Determine artifact type:
- code — source code files
- test_output — test results, CI output
- document — specs, docs, READMEs
- api_response — API responses, JSON payloads
- screenshot — visual artifacts
- custom — anything else

Call the ouroboros_qa MCP tool:

Tool: ouroboros_qa
Arguments:
  artifact: <the content to evaluate>
  quality_bar: <what 'pass' means>
  artifact_type: "code"  (or other type)
  reference: <optional reference for comparison>
  pass_threshold: 0.80  (adjustable)
  seed_content: <seed YAML if available>

Present results clearly:
- Show the score and verdict prominently
- List dimension scores
- Highlight specific differences found
- Show actionable suggestions
- End with next step guidance based on verdict:
  - PASS (done): Next: Your artifact meets the quality bar. Proceed with confidence.
  - REVISE (continue): Next: Address the suggestions above, then run ooo qa again to re-check.
  - FAIL (escalate): Next: Fundamental issues detected.
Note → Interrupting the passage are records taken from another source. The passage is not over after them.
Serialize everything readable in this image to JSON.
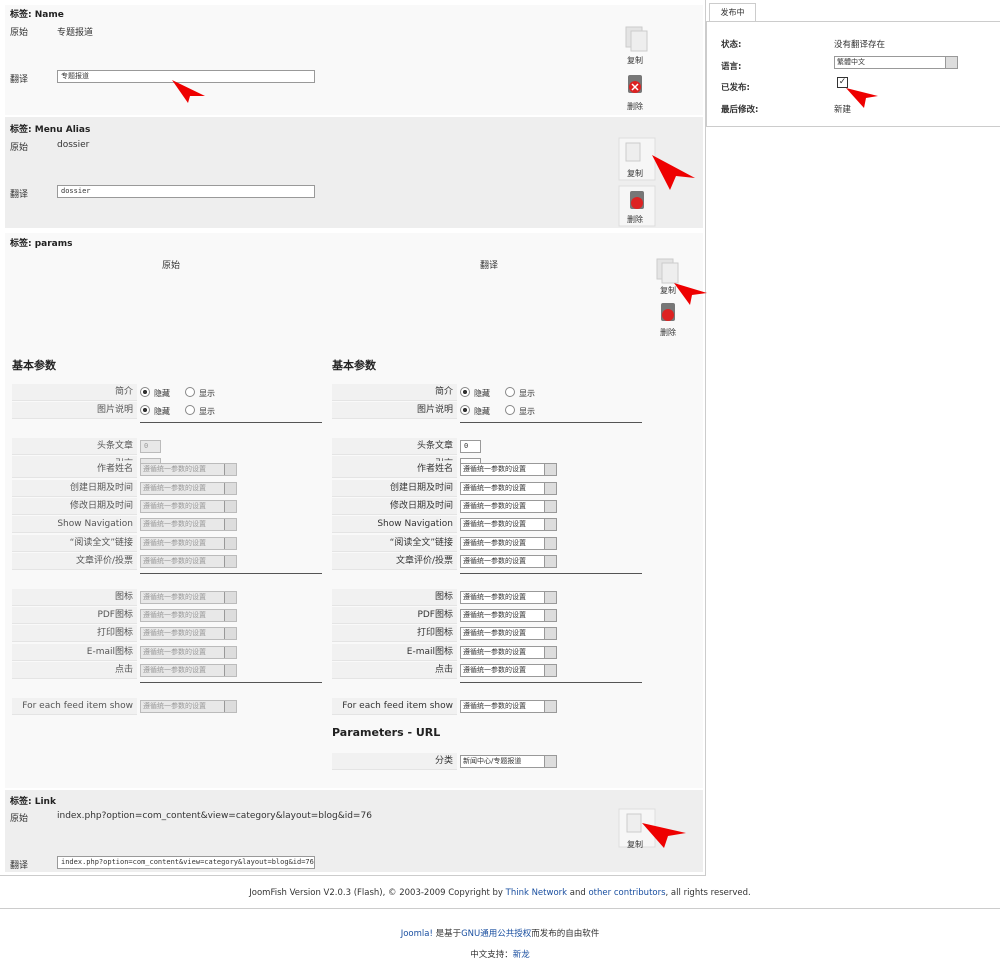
{
  "name_section": {
    "title": "标签: Name",
    "original_label": "原始",
    "original": "专题报道",
    "translation_label": "翻译",
    "translation": "专题报道",
    "copy": "复制",
    "delete": "删除"
  },
  "alias_section": {
    "title": "标签: Menu Alias",
    "original_label": "原始",
    "original": "dossier",
    "translation_label": "翻译",
    "translation": "dossier",
    "copy": "复制",
    "delete": "删除"
  },
  "params_section": {
    "title": "标签: params",
    "original_label": "原始",
    "translation_label": "翻译",
    "copy": "复制",
    "delete": "删除",
    "columns": [
      {
        "disabled": true,
        "sections": [
          {
            "heading": "基本参数",
            "groups": [
              [
                {
                  "label": "简介",
                  "field": "radio",
                  "options": [
                    "隐藏",
                    "显示"
                  ]
                },
                {
                  "label": "图片说明",
                  "field": "radio",
                  "options": [
                    "隐藏",
                    "显示"
                  ]
                }
              ],
              [
                {
                  "label": "头条文章",
                  "field": "text",
                  "value": "0"
                },
                {
                  "label": "引言",
                  "field": "text"
                },
                {
                  "label": "作者姓名",
                  "field": "select",
                  "value": "遵循统一参数的设置"
                },
                {
                  "label": "创建日期及时间",
                  "field": "select",
                  "value": "遵循统一参数的设置"
                },
                {
                  "label": "修改日期及时间",
                  "field": "select",
                  "value": "遵循统一参数的设置"
                },
                {
                  "label": "Show Navigation",
                  "field": "select",
                  "value": "遵循统一参数的设置"
                },
                {
                  "label": "“阅读全文”链接",
                  "field": "select",
                  "value": "遵循统一参数的设置"
                },
                {
                  "label": "文章评价/投票",
                  "field": "select",
                  "value": "遵循统一参数的设置"
                }
              ],
              [
                {
                  "label": "图标",
                  "field": "select",
                  "value": "遵循统一参数的设置"
                },
                {
                  "label": "PDF图标",
                  "field": "select",
                  "value": "遵循统一参数的设置"
                },
                {
                  "label": "打印图标",
                  "field": "select",
                  "value": "遵循统一参数的设置"
                },
                {
                  "label": "E-mail图标",
                  "field": "select",
                  "value": "遵循统一参数的设置"
                },
                {
                  "label": "点击",
                  "field": "select",
                  "value": "遵循统一参数的设置"
                }
              ],
              [
                {
                  "label": "For each feed item show",
                  "field": "select",
                  "value": "遵循统一参数的设置"
                }
              ]
            ]
          }
        ]
      },
      {
        "disabled": false,
        "sections": [
          {
            "heading": "基本参数",
            "groups": [
              [
                {
                  "label": "简介",
                  "field": "radio",
                  "options": [
                    "隐藏",
                    "显示"
                  ]
                },
                {
                  "label": "图片说明",
                  "field": "radio",
                  "options": [
                    "隐藏",
                    "显示"
                  ]
                }
              ],
              [
                {
                  "label": "头条文章",
                  "field": "text",
                  "value": "0"
                },
                {
                  "label": "引言",
                  "field": "text"
                },
                {
                  "label": "作者姓名",
                  "field": "select",
                  "value": "遵循统一参数的设置"
                },
                {
                  "label": "创建日期及时间",
                  "field": "select",
                  "value": "遵循统一参数的设置"
                },
                {
                  "label": "修改日期及时间",
                  "field": "select",
                  "value": "遵循统一参数的设置"
                },
                {
                  "label": "Show Navigation",
                  "field": "select",
                  "value": "遵循统一参数的设置"
                },
                {
                  "label": "“阅读全文”链接",
                  "field": "select",
                  "value": "遵循统一参数的设置"
                },
                {
                  "label": "文章评价/投票",
                  "field": "select",
                  "value": "遵循统一参数的设置"
                }
              ],
              [
                {
                  "label": "图标",
                  "field": "select",
                  "value": "遵循统一参数的设置"
                },
                {
                  "label": "PDF图标",
                  "field": "select",
                  "value": "遵循统一参数的设置"
                },
                {
                  "label": "打印图标",
                  "field": "select",
                  "value": "遵循统一参数的设置"
                },
                {
                  "label": "E-mail图标",
                  "field": "select",
                  "value": "遵循统一参数的设置"
                },
                {
                  "label": "点击",
                  "field": "select",
                  "value": "遵循统一参数的设置"
                }
              ],
              [
                {
                  "label": "For each feed item show",
                  "field": "select",
                  "value": "遵循统一参数的设置"
                }
              ]
            ]
          },
          {
            "heading": "Parameters - URL",
            "groups": [
              [
                {
                  "label": "分类",
                  "field": "select",
                  "value": "新闻中心/专题报道"
                }
              ]
            ]
          }
        ]
      }
    ]
  },
  "link_section": {
    "title": "标签: Link",
    "original_label": "原始",
    "original": "index.php?option=com_content&view=category&layout=blog&id=76",
    "translation_label": "翻译",
    "translation": "index.php?option=com_content&view=category&layout=blog&id=76",
    "copy": "复制"
  },
  "publish_panel": {
    "tab": "发布中",
    "rows": [
      {
        "label": "状态:",
        "value": "没有翻译存在"
      },
      {
        "label": "语言:",
        "value": "繁體中文"
      },
      {
        "label": "已发布:"
      },
      {
        "label": "最后修改:",
        "value": "新建"
      }
    ]
  },
  "footer": {
    "credit": [
      "JoomFish Version V2.0.3 (Flash), © 2003-2009 Copyright by ",
      "Think Network",
      " and ",
      "other contributors",
      ", all rights reserved."
    ],
    "license": [
      "Joomla!",
      " 是基于",
      "GNU通用公共授权",
      "而发布的自由软件"
    ],
    "support": [
      "中文支持：",
      "新龙"
    ]
  }
}
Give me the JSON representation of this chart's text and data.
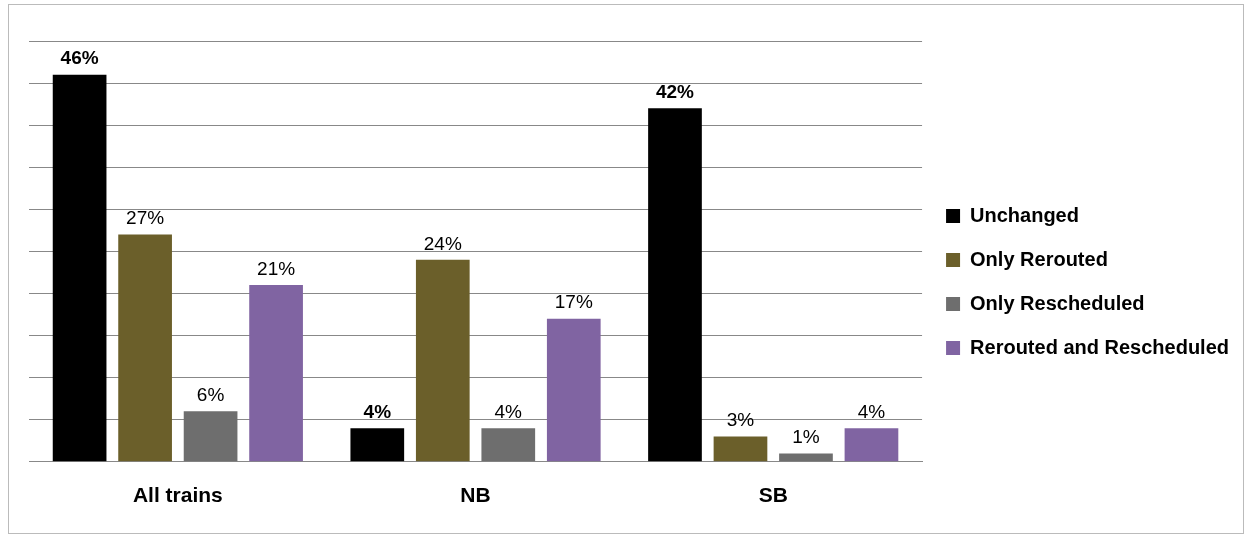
{
  "chart_data": {
    "type": "bar",
    "categories": [
      "All trains",
      "NB",
      "SB"
    ],
    "series": [
      {
        "name": "Unchanged",
        "color": "#000000",
        "values": [
          46,
          4,
          42
        ],
        "value_labels": [
          "46%",
          "4%",
          "42%"
        ]
      },
      {
        "name": "Only Rerouted",
        "color": "#6b5f2a",
        "values": [
          27,
          24,
          3
        ],
        "value_labels": [
          "27%",
          "24%",
          "3%"
        ]
      },
      {
        "name": "Only Rescheduled",
        "color": "#6e6e6e",
        "values": [
          6,
          4,
          1
        ],
        "value_labels": [
          "6%",
          "4%",
          "1%"
        ]
      },
      {
        "name": "Rerouted and Rescheduled",
        "color": "#8064a2",
        "values": [
          21,
          17,
          4
        ],
        "value_labels": [
          "21%",
          "17%",
          "4%"
        ]
      }
    ],
    "ylim": [
      0,
      50
    ],
    "yticks": [
      {
        "value": 0,
        "label": null
      },
      {
        "value": 5,
        "label": null
      },
      {
        "value": 10,
        "label": null
      },
      {
        "value": 15,
        "label": null
      },
      {
        "value": 20,
        "label": null
      },
      {
        "value": 25,
        "label": null
      },
      {
        "value": 30,
        "label": null
      },
      {
        "value": 35,
        "label": null
      },
      {
        "value": 40,
        "label": null
      },
      {
        "value": 45,
        "label": null
      },
      {
        "value": 50,
        "label": null
      }
    ],
    "grid": "y",
    "legend": "right",
    "tick_labels": "x"
  }
}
Consider ooo interview to re-examine requirements, or ooo unstuck to challenge assumptions.

Iterative QA Loop

For iterative usage, track the qa_session_id and iteration_history from the response meta:

First call returns qa_session_id and iteration_entry in meta
On subsequent calls, pass qa_session_id and accumulated iteration_history
Continue until verdict is pass or fail

In fallback mode, generate a qa-<uuid4_short> session ID on the first run and maintain iteration count in conversation context to preserve the same iterative contract.

Fallback (No MCP Server)

If the MCP server is not available, adopt the ouroboros:qa-judge agent role directly:

Read the canonical agent definition: <project-root>/src/ouroboros/agents/qa-judge.md (This is the same prompt used by the MCP QA tool, ensuring consistent verdicts.)
Follow the QA Judge framework to evaluate the artifact
Output the verdict in the standard format (must match MCP output shape):

QA Verdict [Iteration N]
========================
Session: qa-<id>
Score: X.XX / 1.00 [PASS/REVISE/FAIL]
Verdict: pass/revise/fail
Threshold: 0.80

Dimensions:
  Correctness:      X.XX
  Completeness:     X.XX
  Quality:          X.XX
  Intent Alignment: X.XX
  Domain-Specific:  X.XX

Differences:
  - <specific difference>

Suggestions:
  - <actionable fix>

Reasoning: <1-3 sentence summary>

Loop Action: done/continue/escalate

Example

User: ooo qa src/main.py

QA Verdict [Iteration 1]
============================================================
Session: qa-a1b2c3d4
Score: 0.72 / 1.00 [REVISE]
Verdict: revise
Threshold: 0.80

Dimensions:
  Correctness:           0.85
  Completeness:          0.60
  Quality:               0.75
  Intent Alignment:      0.80
  Domain-Specific:       0.60

Differences:
  - Missing error handling for network timeout in fetch_data()
  - No input validation on user_id parameter
  - Type hints missing on 3 public functions

Suggestions:
  - Add try/except with TimeoutError in fetch_data() (line 42)
  - Add isinstance check for user_id at function entry
  - Add return type annotations to get_user(), fetch_data(), process_result()

Reasoning: Core logic is correct but lacks defensive programming
patterns expected for production code.

Loop Action: continue

Next: Address the suggestions above, then run `ooo qa` again to re-check.